How will a Chapter 13 affect my credit?

A completed Chapter 13 bankruptcy will get removed faster from your credit report than a Chapter 7. A Chapter 7 will appear on your credit report for about ten years, while a Chapter 13 will appear on your credit report for seven years from the date the case was filed. For example, if you complete a five-year Chapter 13 plan, it will stay on your credit report for only two more years from the discharge date. A negative account remains on your credit report for seven and a half years. Check your credit report for free by going to

What can a Chapter 13 do?

A Chapter 13 bankruptcy can: 

  • Allow a debtor who doesn’t qualify for a Chapter 7 some time to reorganize their finances by reducing their monthly payments to creditors.
  • Discharge what’s left of unsecured debt after the Chapter 13 payment plan is over.
  • Prevent debt collectors from pursuing outstanding debts that are listed in the bankruptcy.
  • Stop foreclosure on your home and allow you to catch up on missed payments.
  • Stop repossession of a car or other property.
  • Stop debt collection harassment.

What can’t be done through Chapter 13?

A Chapter 13 bankruptcy cannot:

  • Discharge past-due child support, property taxes, IRS debt, and most student loans.
  • Protect you from “hot check” or other criminal charges, or waive criminal fines, fees, penalties, and restitution.
  • Discharge debts that arise after the bankruptcy has been filed.
  • Eliminate creditors’ rights to secured property like car loans and home mortgages. After bankruptcy, your home can still be foreclosed and your car repossessed if you don’t make payments.
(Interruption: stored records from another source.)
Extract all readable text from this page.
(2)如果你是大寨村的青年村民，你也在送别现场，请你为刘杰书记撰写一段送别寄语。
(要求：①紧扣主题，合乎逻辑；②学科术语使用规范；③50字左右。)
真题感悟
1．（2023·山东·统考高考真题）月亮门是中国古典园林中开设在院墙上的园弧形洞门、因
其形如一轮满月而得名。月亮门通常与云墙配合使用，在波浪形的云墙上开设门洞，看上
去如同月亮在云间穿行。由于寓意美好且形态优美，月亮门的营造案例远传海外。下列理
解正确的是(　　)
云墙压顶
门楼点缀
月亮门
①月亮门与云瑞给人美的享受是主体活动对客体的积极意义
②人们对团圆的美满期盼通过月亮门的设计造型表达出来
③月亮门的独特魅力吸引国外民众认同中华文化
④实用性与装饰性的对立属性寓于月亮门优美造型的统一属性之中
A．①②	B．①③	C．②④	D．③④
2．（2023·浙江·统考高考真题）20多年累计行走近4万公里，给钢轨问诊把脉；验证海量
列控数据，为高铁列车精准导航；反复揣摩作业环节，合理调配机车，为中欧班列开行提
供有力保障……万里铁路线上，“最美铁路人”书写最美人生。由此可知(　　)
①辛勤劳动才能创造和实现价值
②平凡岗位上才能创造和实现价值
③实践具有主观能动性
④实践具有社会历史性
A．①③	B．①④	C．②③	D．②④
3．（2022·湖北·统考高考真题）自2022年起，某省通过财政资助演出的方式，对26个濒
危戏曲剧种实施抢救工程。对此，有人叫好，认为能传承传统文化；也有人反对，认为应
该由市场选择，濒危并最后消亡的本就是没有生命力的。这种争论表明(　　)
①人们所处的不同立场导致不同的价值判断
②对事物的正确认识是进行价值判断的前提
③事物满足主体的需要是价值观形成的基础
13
Are there alternatives to bankruptcy?

Maybe. Read Alternatives to Bankruptcy.

Talk to a lawyer before deciding how to move forward. Doing nothing might be an option if you are judgment-proof. If your property and income are exempt from creditor’s claims by law, then you have nothing the creditors can take from you. With the exception of past due child support, you can’t be put in jail for failing to pay a debt. If you are not judgment-proof, you can negotiate a payment agreement with your creditors before filing for bankruptcy.